La toute-puissance de Dieu n’est pas dans l’éclat. Elle se manifeste comme dans le secret. Et c’est bien ce qu’a compris le «Bon Larron». Il a perçu la royauté du Christ, non dans quelque miracle qui viendrait rétablir la situation et faire que ce drame ait une fin heureuse comme dans un bon film. Mais la toute-puissance du Christ est dans son dénuement. Elle est dans son impuissance. Elle est dans sa faiblesse, parce que c’est là où Il vient rejoindre l’humanité au plus profond, et où il manifeste l’Amour de Dieu.

Le dialogue avec le «Bon Larron» lui permet de faire la vérité, la reconnaissance de cette faute, il dit: «pour nous, c’est normal que nous soyons condamnés après ce que nous avons fait». Au fond,c’est cette vérité sur lui-même qui le libère et lui ouvre la porte du royaume, qui lui ouvre le cœur.

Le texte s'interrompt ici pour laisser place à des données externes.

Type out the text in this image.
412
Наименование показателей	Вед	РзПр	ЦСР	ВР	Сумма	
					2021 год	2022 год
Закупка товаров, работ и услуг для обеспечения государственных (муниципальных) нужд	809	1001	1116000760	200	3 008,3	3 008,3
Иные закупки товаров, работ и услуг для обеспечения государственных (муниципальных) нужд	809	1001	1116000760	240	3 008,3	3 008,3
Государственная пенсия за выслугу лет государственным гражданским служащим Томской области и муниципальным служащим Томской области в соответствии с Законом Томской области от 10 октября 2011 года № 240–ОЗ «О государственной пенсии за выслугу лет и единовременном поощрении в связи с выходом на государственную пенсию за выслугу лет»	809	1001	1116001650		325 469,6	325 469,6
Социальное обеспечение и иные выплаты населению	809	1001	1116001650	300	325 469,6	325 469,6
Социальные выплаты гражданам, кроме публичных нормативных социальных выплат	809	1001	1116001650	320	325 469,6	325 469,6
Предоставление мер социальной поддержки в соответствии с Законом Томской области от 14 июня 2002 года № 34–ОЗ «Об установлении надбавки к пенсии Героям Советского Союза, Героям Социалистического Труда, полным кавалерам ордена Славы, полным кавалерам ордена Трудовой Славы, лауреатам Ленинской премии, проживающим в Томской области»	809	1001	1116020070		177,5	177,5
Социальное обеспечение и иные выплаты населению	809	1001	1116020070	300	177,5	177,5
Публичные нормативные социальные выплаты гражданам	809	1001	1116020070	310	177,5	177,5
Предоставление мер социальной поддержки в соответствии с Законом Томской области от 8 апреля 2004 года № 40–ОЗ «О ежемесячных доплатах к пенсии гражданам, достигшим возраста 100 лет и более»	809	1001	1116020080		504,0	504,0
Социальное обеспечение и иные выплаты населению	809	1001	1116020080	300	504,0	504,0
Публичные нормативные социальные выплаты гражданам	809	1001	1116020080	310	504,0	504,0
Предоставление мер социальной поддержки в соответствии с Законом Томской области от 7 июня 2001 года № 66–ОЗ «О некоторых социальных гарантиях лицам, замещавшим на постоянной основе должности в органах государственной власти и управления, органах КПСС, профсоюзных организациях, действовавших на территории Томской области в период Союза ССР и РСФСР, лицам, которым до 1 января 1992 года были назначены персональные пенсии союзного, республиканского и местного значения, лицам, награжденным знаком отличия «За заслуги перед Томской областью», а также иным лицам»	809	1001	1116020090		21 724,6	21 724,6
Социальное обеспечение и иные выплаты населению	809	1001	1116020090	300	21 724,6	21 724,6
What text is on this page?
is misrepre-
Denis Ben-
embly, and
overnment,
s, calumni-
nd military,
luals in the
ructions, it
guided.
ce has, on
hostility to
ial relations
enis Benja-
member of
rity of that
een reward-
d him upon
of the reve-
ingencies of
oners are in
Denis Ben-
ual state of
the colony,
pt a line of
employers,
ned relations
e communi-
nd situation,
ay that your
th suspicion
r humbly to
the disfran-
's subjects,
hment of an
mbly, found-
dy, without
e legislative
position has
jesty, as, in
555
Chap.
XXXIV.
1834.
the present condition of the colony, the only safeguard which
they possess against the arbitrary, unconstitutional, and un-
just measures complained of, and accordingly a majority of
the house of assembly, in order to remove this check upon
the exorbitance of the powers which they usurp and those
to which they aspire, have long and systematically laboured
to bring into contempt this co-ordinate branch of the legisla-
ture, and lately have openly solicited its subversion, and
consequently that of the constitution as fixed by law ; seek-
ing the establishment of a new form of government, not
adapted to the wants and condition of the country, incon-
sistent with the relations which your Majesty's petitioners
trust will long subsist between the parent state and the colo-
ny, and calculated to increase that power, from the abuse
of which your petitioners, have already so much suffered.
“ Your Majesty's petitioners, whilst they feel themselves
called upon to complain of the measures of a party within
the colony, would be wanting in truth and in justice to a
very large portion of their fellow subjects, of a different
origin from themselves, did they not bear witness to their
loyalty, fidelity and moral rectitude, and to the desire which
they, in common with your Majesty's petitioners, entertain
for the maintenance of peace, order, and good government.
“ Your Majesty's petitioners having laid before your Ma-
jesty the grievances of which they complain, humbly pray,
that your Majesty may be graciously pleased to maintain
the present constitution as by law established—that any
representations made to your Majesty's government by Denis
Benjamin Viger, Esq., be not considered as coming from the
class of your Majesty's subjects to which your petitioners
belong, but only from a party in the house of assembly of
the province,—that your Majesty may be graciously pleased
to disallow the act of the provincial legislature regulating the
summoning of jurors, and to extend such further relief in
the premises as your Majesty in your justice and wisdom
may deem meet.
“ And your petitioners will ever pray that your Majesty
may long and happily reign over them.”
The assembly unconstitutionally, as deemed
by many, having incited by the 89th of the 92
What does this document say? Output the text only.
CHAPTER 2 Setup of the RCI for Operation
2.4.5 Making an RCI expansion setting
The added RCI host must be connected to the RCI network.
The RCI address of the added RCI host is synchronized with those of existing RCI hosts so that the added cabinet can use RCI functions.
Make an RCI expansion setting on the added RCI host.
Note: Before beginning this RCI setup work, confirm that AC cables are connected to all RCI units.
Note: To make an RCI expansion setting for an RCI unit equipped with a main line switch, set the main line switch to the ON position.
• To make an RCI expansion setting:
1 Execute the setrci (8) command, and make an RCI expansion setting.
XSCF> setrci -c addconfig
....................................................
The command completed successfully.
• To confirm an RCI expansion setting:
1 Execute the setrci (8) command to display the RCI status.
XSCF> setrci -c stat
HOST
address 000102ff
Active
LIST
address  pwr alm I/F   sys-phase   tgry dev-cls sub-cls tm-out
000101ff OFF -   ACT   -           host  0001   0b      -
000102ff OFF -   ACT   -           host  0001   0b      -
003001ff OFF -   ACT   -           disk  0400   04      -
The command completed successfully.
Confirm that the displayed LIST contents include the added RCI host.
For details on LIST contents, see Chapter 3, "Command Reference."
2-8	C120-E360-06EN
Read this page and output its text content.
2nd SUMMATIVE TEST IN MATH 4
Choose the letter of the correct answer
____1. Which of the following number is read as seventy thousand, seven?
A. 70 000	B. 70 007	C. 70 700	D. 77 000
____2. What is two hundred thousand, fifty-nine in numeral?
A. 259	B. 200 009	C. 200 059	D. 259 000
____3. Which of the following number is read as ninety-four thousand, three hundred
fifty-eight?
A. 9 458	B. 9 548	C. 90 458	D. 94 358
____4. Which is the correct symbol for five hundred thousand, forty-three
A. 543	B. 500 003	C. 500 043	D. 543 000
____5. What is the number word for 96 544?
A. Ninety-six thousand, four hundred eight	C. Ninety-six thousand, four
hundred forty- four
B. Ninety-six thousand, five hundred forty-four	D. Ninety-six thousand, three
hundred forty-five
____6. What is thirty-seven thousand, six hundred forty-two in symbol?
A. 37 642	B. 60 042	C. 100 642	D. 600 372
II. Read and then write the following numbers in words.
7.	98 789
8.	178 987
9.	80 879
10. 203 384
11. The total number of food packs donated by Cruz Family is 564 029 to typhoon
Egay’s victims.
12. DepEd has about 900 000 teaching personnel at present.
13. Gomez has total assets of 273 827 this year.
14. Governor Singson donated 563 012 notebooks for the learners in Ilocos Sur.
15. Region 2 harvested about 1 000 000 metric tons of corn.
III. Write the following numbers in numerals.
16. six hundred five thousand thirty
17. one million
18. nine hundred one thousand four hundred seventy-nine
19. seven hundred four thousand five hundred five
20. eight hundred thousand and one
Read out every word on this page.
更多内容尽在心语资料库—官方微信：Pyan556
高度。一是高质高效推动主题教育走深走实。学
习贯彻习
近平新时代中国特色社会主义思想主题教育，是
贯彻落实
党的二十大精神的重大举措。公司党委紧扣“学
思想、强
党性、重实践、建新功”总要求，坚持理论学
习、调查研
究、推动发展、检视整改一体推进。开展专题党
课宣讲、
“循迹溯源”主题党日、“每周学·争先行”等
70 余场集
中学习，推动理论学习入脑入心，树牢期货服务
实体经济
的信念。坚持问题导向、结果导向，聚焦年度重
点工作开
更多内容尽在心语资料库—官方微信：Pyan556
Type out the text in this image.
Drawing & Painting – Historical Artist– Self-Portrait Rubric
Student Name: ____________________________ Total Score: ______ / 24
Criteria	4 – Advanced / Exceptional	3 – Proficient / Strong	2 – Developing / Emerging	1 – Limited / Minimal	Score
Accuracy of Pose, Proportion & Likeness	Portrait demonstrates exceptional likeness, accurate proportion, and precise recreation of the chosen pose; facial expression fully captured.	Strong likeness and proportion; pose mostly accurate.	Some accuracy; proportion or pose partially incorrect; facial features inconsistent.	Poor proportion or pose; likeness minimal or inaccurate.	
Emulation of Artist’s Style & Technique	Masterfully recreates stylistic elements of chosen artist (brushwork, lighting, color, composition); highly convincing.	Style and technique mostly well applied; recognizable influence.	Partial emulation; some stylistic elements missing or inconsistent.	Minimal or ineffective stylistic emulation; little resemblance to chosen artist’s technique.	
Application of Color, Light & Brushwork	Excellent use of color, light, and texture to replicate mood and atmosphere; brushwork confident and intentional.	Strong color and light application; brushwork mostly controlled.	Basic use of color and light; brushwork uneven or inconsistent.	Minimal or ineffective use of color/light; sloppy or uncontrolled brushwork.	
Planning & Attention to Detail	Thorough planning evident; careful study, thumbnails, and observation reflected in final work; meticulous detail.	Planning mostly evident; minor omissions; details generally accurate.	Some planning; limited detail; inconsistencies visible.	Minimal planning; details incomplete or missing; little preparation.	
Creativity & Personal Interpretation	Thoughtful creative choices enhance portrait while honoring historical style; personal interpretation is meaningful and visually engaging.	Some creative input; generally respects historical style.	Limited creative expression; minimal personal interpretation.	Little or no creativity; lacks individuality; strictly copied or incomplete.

En même temps, vous remarquerez que ce que Jésus ce que lui donne est bien plus que ce qu’il avait demandé. Il avait demandé: souviens-toi de moine m’oublie pas. Jésus lui fait la promesse de la vie éternelle: ce soir, tu seras avec moi dans le paradis. Il lui donne la vie éternelle en plénitude. Quelle que soit l’ampleur de ses fautes,on peut penser que s’il était condamné à mort, ce n’était pas pour rien. Alors qu’est-ce que c’est que ce royaume du Christ?

Peut-être pourrons-nous écouter, méditer, cette petite phrase de saint Ambroise qui dit: «la vie consiste à être avec le Christ, là où est le Christ, là est le royaume de Dieu». Le royaume du Christ c’est être avec le Christ, c’est vivre avec le Christ. Dans l’au-delà, bien sûr, comme une promesse pour après notre mort, mais chaque jour de notre vie, dès maintenant. Et nous savons que le Christ est présent de bien des manières au milieu de nous, parce qu’Il est vivant, parce qu’Il est ressuscité, parce qu’Il ne meurt plus.

Le Christ est présent dans sa Parole quand nous la proclamons, Il est présent dans les sacrements, l’Eucharistie que nous allons célébrer dans quelques instants, Il est présent dans la rencontre des autres, dans ce que nous vivons, dans les relations avec nos proches, nos amis, nos lieux de travail, y compris avec ceux avec qui nous avons du mal à nous entendre, le Christ est présent dans les événements qui surviennent, les événements heureux ou difficiles, ceux que nous acceptons et ceux qui nous semblent incompréhensibles, injustes, qui nous révoltent.

Le royaume, c’est vraiment être avec le Christ. Deux phrases encore de l’Évangile qui viennent éclairer cela, Jésus disant: «lorsque deux ou trois sont réunis en mon nom, je suis là au milieu d’eux» et si nous sommes rassemblés ce matin, dans cette cathédrale, et bien nous croyons que Christ est là présent au milieu de nous, et que donc son royaume est présent en nous, et la promesse de Jésus faite à ses disciples: «Je suis avec vous tous les jours jusqu’à la fin des temps». Le royaume, le Christ-Roi, c’est une promesse pour l’avenir, c’est la réalité de notre vie si nous savons ouvrir nos cœurs, si nous savons ouvrir notre vie à Jésus,le Christ,lui faire une vraie place, s’il est vraiment le roi de notre existence;non pas un roi,encore une fois à la manière humaine, mais Celui qui rassemble, Celui qui récapitule, Celui qui unit, Celui qui pardonne, Celui qui donne sens à toute l’histoire humaine. Saint Paul nous l’a rappelé dans la deuxième lecture: «Dieu nous a placés dans le royaume de son Fils bien-aimé, en Lui tout fut créé, Il est la tête de l’Église, tout par le Christ lui est réconcilié, en faisant la paix par le sang de sa croix».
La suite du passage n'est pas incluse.